NHRA Motorsports Museum releases historical videos

(December 5, 2021) Museums aren't just places to store old stuff, they're places to tell the stories that mean something to us using that old stuff as a medium. The staff at the Wally Parks NHRA Motorsports Museum knows this all too well. A video series that curator Greg Sharp and racer Jack Beckman put together earlier this year tell fascinating stories of drag racing and hot rodding history.

The videos in the series spotlight cars in the museum's collection — influential and significant vehicles that went on to become legends in the hot-rodding-derived sports of drag racing and land-speed racing - but they also examine the people who made those cars great, people like Jim Nelson and Dode Martin of Dragmasters, Tom Woods and Fred Stone and all the others involved in the Stone Woods and Cook team, CJ "Pappy" Hart, and Art and Lloyd Chrisman.

It's not just Greg and Jack talking beside cars, either; the archive footage that punctuates each video brings each of these pioneers up off the page and endows them with vibrancy and immediacy. The videos are short, but taken as a whole, they're a great look at the history of hot rodding.

We have included a couple of the videos from the extensve series.

The Wally Parks NHRA Motorsports Museum is located at 1101 W. McKinley Ave., Pomona, Calif. Operating hours are Wednesday through Sunday from 10 a.m. to 5 p.m.

The museum was created by a group of long-time NHRA staff members led by founder Wally Parks, for whom the museum was renamed on his 90th birthday.

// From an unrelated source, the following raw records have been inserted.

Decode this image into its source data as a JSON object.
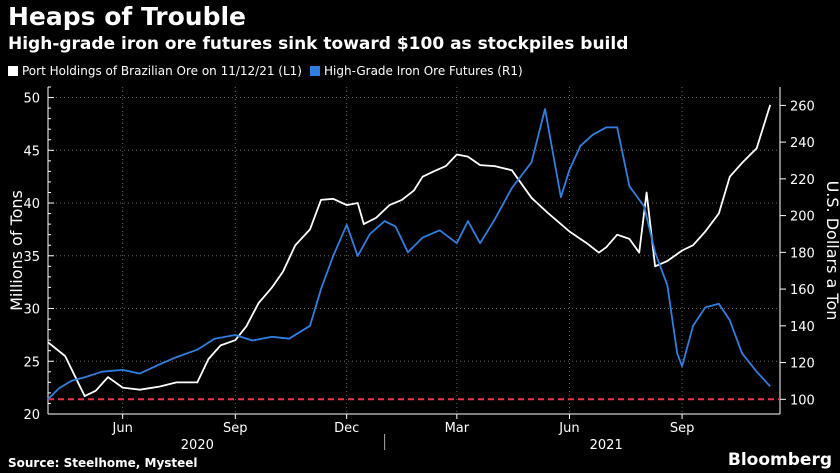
{
  "header": {
    "title": "Heaps of Trouble",
    "subtitle": "High-grade iron ore futures sink toward $100 as stockpiles build"
  },
  "footer": {
    "source": "Source: Steelhome, Mysteel",
    "brand": "Bloomberg"
  },
  "colors": {
    "background": "#000000",
    "port_holdings": "#ffffff",
    "futures": "#2f7fe0",
    "reference_line": "#e8354a",
    "grid": "#666666"
  },
  "chart_data": {
    "type": "line",
    "legend_placement": "top-left",
    "grid": true,
    "x_range": [
      "2020-04-01",
      "2021-11-20"
    ],
    "x_ticks": [
      {
        "label": "Jun",
        "date": "2020-06-01"
      },
      {
        "label": "Sep",
        "date": "2020-09-01"
      },
      {
        "label": "Dec",
        "date": "2020-12-01"
      },
      {
        "label": "Mar",
        "date": "2021-03-01"
      },
      {
        "label": "Jun",
        "date": "2021-06-01"
      },
      {
        "label": "Sep",
        "date": "2021-09-01"
      }
    ],
    "year_labels": [
      {
        "label": "2020",
        "date": "2020-08-01"
      },
      {
        "label": "2021",
        "date": "2021-07-01"
      }
    ],
    "year_divider_date": "2021-01-01",
    "left_axis": {
      "label": "Millions of Tons",
      "range": [
        20,
        51
      ],
      "ticks": [
        20,
        25,
        30,
        35,
        40,
        45,
        50
      ]
    },
    "right_axis": {
      "label": "U.S. Dollars a Ton",
      "range": [
        92,
        270
      ],
      "ticks": [
        100,
        120,
        140,
        160,
        180,
        200,
        220,
        240,
        260
      ]
    },
    "reference_line": {
      "axis": "right",
      "value": 100
    },
    "series": [
      {
        "name": "Port Holdings of Brazilian Ore on 11/12/21 (L1)",
        "axis": "left",
        "points": [
          [
            "2020-04-01",
            26.8
          ],
          [
            "2020-04-15",
            25.5
          ],
          [
            "2020-05-01",
            21.7
          ],
          [
            "2020-05-10",
            22.2
          ],
          [
            "2020-05-20",
            23.5
          ],
          [
            "2020-06-01",
            22.5
          ],
          [
            "2020-06-15",
            22.3
          ],
          [
            "2020-07-01",
            22.6
          ],
          [
            "2020-07-15",
            23.0
          ],
          [
            "2020-08-01",
            23.0
          ],
          [
            "2020-08-10",
            25.2
          ],
          [
            "2020-08-20",
            26.5
          ],
          [
            "2020-09-01",
            27.0
          ],
          [
            "2020-09-10",
            28.3
          ],
          [
            "2020-09-20",
            30.5
          ],
          [
            "2020-10-01",
            32.0
          ],
          [
            "2020-10-10",
            33.5
          ],
          [
            "2020-10-20",
            36.0
          ],
          [
            "2020-11-01",
            37.5
          ],
          [
            "2020-11-10",
            40.3
          ],
          [
            "2020-11-20",
            40.4
          ],
          [
            "2020-12-01",
            39.8
          ],
          [
            "2020-12-10",
            40.0
          ],
          [
            "2020-12-15",
            38.0
          ],
          [
            "2020-12-25",
            38.6
          ],
          [
            "2021-01-05",
            39.8
          ],
          [
            "2021-01-15",
            40.3
          ],
          [
            "2021-01-25",
            41.2
          ],
          [
            "2021-02-01",
            42.5
          ],
          [
            "2021-02-10",
            43.0
          ],
          [
            "2021-02-20",
            43.5
          ],
          [
            "2021-03-01",
            44.6
          ],
          [
            "2021-03-10",
            44.4
          ],
          [
            "2021-03-20",
            43.6
          ],
          [
            "2021-04-01",
            43.5
          ],
          [
            "2021-04-15",
            43.1
          ],
          [
            "2021-05-01",
            40.5
          ],
          [
            "2021-05-15",
            39.0
          ],
          [
            "2021-06-01",
            37.3
          ],
          [
            "2021-06-15",
            36.2
          ],
          [
            "2021-06-25",
            35.3
          ],
          [
            "2021-07-01",
            35.8
          ],
          [
            "2021-07-10",
            37.0
          ],
          [
            "2021-07-20",
            36.6
          ],
          [
            "2021-07-28",
            35.3
          ],
          [
            "2021-08-03",
            41.0
          ],
          [
            "2021-08-10",
            34.0
          ],
          [
            "2021-08-20",
            34.5
          ],
          [
            "2021-09-01",
            35.5
          ],
          [
            "2021-09-10",
            36.0
          ],
          [
            "2021-09-20",
            37.3
          ],
          [
            "2021-10-01",
            39.0
          ],
          [
            "2021-10-10",
            42.5
          ],
          [
            "2021-10-20",
            43.8
          ],
          [
            "2021-11-01",
            45.2
          ],
          [
            "2021-11-12",
            49.3
          ]
        ]
      },
      {
        "name": "High-Grade Iron Ore Futures (R1)",
        "axis": "right",
        "points": [
          [
            "2020-04-01",
            100
          ],
          [
            "2020-04-10",
            106
          ],
          [
            "2020-04-20",
            110
          ],
          [
            "2020-05-01",
            112
          ],
          [
            "2020-05-15",
            115
          ],
          [
            "2020-06-01",
            116
          ],
          [
            "2020-06-15",
            114
          ],
          [
            "2020-07-01",
            119
          ],
          [
            "2020-07-15",
            123
          ],
          [
            "2020-08-01",
            127
          ],
          [
            "2020-08-15",
            133
          ],
          [
            "2020-09-01",
            135
          ],
          [
            "2020-09-15",
            132
          ],
          [
            "2020-10-01",
            134
          ],
          [
            "2020-10-15",
            133
          ],
          [
            "2020-11-01",
            140
          ],
          [
            "2020-11-10",
            160
          ],
          [
            "2020-11-20",
            178
          ],
          [
            "2020-12-01",
            195
          ],
          [
            "2020-12-10",
            178
          ],
          [
            "2020-12-20",
            190
          ],
          [
            "2021-01-01",
            197
          ],
          [
            "2021-01-10",
            194
          ],
          [
            "2021-01-20",
            180
          ],
          [
            "2021-02-01",
            188
          ],
          [
            "2021-02-15",
            192
          ],
          [
            "2021-03-01",
            185
          ],
          [
            "2021-03-10",
            197
          ],
          [
            "2021-03-20",
            185
          ],
          [
            "2021-04-01",
            198
          ],
          [
            "2021-04-15",
            215
          ],
          [
            "2021-05-01",
            229
          ],
          [
            "2021-05-12",
            258
          ],
          [
            "2021-05-25",
            210
          ],
          [
            "2021-06-01",
            225
          ],
          [
            "2021-06-10",
            238
          ],
          [
            "2021-06-20",
            244
          ],
          [
            "2021-07-01",
            248
          ],
          [
            "2021-07-10",
            248
          ],
          [
            "2021-07-20",
            216
          ],
          [
            "2021-08-01",
            205
          ],
          [
            "2021-08-10",
            180
          ],
          [
            "2021-08-20",
            162
          ],
          [
            "2021-08-28",
            125
          ],
          [
            "2021-09-01",
            118
          ],
          [
            "2021-09-10",
            140
          ],
          [
            "2021-09-20",
            150
          ],
          [
            "2021-10-01",
            152
          ],
          [
            "2021-10-10",
            143
          ],
          [
            "2021-10-20",
            125
          ],
          [
            "2021-11-01",
            115
          ],
          [
            "2021-11-12",
            107
          ]
        ]
      }
    ]
  }
}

The Automobile Club of Southern California stepped in as the presenting sponsor of the museum. Steve Gibbs, now a retired vice-president of NHRA, led the team that reconditioned a WPA-constructed 28,500-square-foot  building on the grounds of the Fairplex to house the museum, which opened to the public in 1998.

Among the exhibits are one of A. J. Foyt's Coyote Indy Cars, Kenny Bernstein's first dragster to reach speeds in excess of 300 mph, the Bob McClung helmet and photo collection, a collection of Indianapolis 500 credentials and artifacts from early events in the history of land speed records and hot rods. Temporary exhibits have also been created to honor participants in hot rodding including Vic Edelbrock, Don Prudhomme, the 1932 Ford, Track Roadsters, Parnelli Jones, and the So-Cal Speed Shop.